Frequently asked questions

Does the CSV I paste ever leave my browser?

No. The parser runs entirely on your device — there is no CSV-handling endpoint on dev101.io. We wrote the RFC 4180 tokeniser from scratch in a few hundred lines of TypeScript so the tool has zero network dependencies. That matters for CSV specifically because spreadsheets are a favourite way to move customer lists, invoice rows, transaction logs, and user exports around; pasting one into a server-side converter effectively hands that data to a third party. The optional Share button encodes state into the URL hash (the part after `#`), which by HTTP design is never transmitted to any server.

How does auto-delimiter detection work?

When "Auto-detect" is selected, the parser samples the first ten non-blank logical lines of your input (honouring quoted embedded newlines) and scores each candidate delimiter — comma, semicolon, tab, pipe — by average column count and variance. The delimiter that produces the most columns with the most consistent row width wins. Ties break in favour of comma, then semicolon, tab, and pipe in that order. If your input has exactly one column, detection falls back to comma and you still get a valid result.

What does "RFC 4180 compatible" mean in practice?

RFC 4180 is the informal CSV spec most tools target. In concrete terms, this parser handles quoted fields that contain the delimiter (`"hello, world"`), doubled-up escaped quotes (`"she said ""hi"""`), embedded CR / LF / CRLF inside quoted fields, and mixed line endings across the document. It also strips a leading UTF-8 BOM — Excel exports on Windows often carry one — and drops trailing blank lines. Unclosed quotes return a typed error with the line and column of the starting quote, instead of silently producing garbage output.

Why does "007" stay a string even when "Coerce numbers" is on?

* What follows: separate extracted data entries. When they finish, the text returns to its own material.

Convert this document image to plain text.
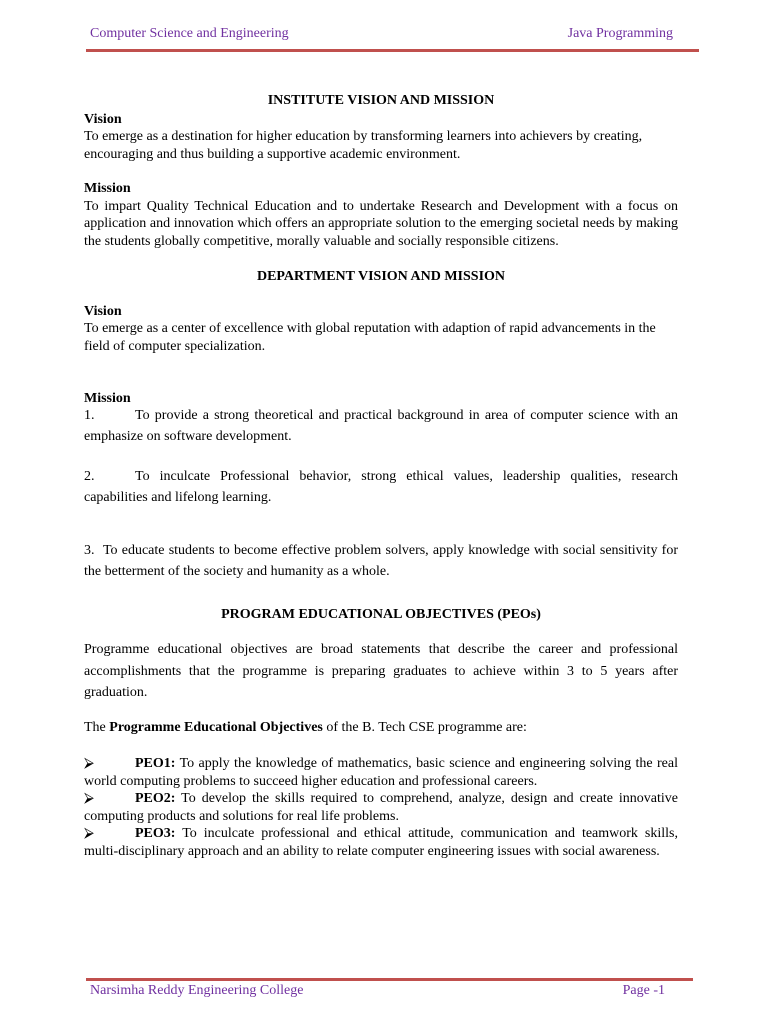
Computer Science and Engineering	Java Programming

INSTITUTE VISION AND MISSION

Vision

To emerge as a destination for higher education by transforming learners into achievers by creating, encouraging and thus building a supportive academic environment.

Mission

To impart Quality Technical Education and to undertake Research and Development with a focus on application and innovation which offers an appropriate solution to the emerging societal needs by making the students globally competitive, morally valuable and socially responsible citizens.

DEPARTMENT VISION AND MISSION

Vision

To emerge as a center of excellence with global reputation with adaption of rapid advancements in the field of computer specialization.

Mission

1.	To provide a strong theoretical and practical background in area of computer science with an emphasize on software development.

2.	To inculcate Professional behavior, strong ethical values, leadership qualities, research capabilities and lifelong learning.

3. To educate students to become effective problem solvers, apply knowledge with social sensitivity for the betterment of the society and humanity as a whole.

PROGRAM EDUCATIONAL OBJECTIVES (PEOs)

Programme educational objectives are broad statements that describe the career and professional accomplishments that the programme is preparing graduates to achieve within 3 to 5 years after graduation.

The Programme Educational Objectives of the B. Tech CSE programme are:

⮚	PEO1: To apply the knowledge of mathematics, basic science and engineering solving the real world computing problems to succeed higher education and professional careers.

⮚	PEO2: To develop the skills required to comprehend, analyze, design and create innovative computing products and solutions for real life problems.

⮚	PEO3: To inculcate professional and ethical attitude, communication and teamwork skills, multi-disciplinary approach and an ability to relate computer engineering issues with social awareness.

Narsimha Reddy Engineering College	Page -1
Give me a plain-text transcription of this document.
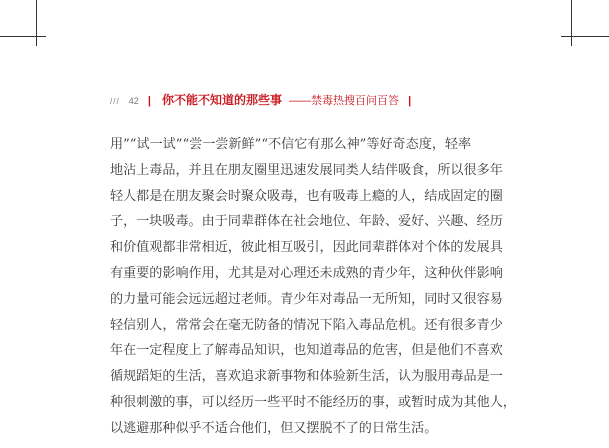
/// 42 | 你不能不知道的那些事 ——禁毒热搜百问百答 |

用”“试一试”“尝一尝新鲜”“不信它有那么神”等好奇态度，轻率
地沾上毒品，并且在朋友圈里迅速发展同类人结伴吸食，所以很多年
轻人都是在朋友聚会时聚众吸毒，也有吸毒上瘾的人，结成固定的圈
子，一块吸毒。由于同辈群体在社会地位、年龄、爱好、兴趣、经历
和价值观都非常相近，彼此相互吸引，因此同辈群体对个体的发展具
有重要的影响作用，尤其是对心理还未成熟的青少年，这种伙伴影响
的力量可能会远远超过老师。青少年对毒品一无所知，同时又很容易
轻信别人，常常会在毫无防备的情况下陷入毒品危机。还有很多青少
年在一定程度上了解毒品知识，也知道毒品的危害，但是他们不喜欢
循规蹈矩的生活，喜欢追求新事物和体验新生活，认为服用毒品是一
种很刺激的事，可以经历一些平时不能经历的事，或暂时成为其他人，
以逃避那种似乎不适合他们，但又摆脱不了的日常生活。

Leading-zero sequences are almost always identifiers — account numbers, phone numbers, ZIP codes, SKUs. `Number("007")` would silently turn them into `7`, losing the zeros forever, and that's exactly the kind of data corruption CSV-to-JSON tools are infamous for. Our number-coercion rule rejects any multi-digit integer that starts with zero; decimals, negatives, and scientific notation (`1e3` → `1000`) are all converted normally. If you genuinely want numeric conversion on zero-padded values, pre-process the column with your editor's find-and-replace before pasting.

What's the difference between header mode and no-header mode?

With "Header row" on (the default), the first row is treated as column names and every subsequent row becomes a JSON object keyed by those names — the most common shape when you're loading a CSV into a database or an API request body. With it off, each row becomes a JSON array of cell values; useful when the CSV has no meaningful column names or you're doing positional transforms. You can switch modes at any time; the output updates live.

Can this tool also convert TSV (tab-separated values)?

Yes. Pick "Tab (\t)" from the delimiter dropdown, or leave it on "Auto-detect" — the detector will spot the tab character without any configuration. TSV is the usual output format when you copy a range from Excel, Google Sheets, or Numbers, so "paste from spreadsheet → get JSON" works in two clicks.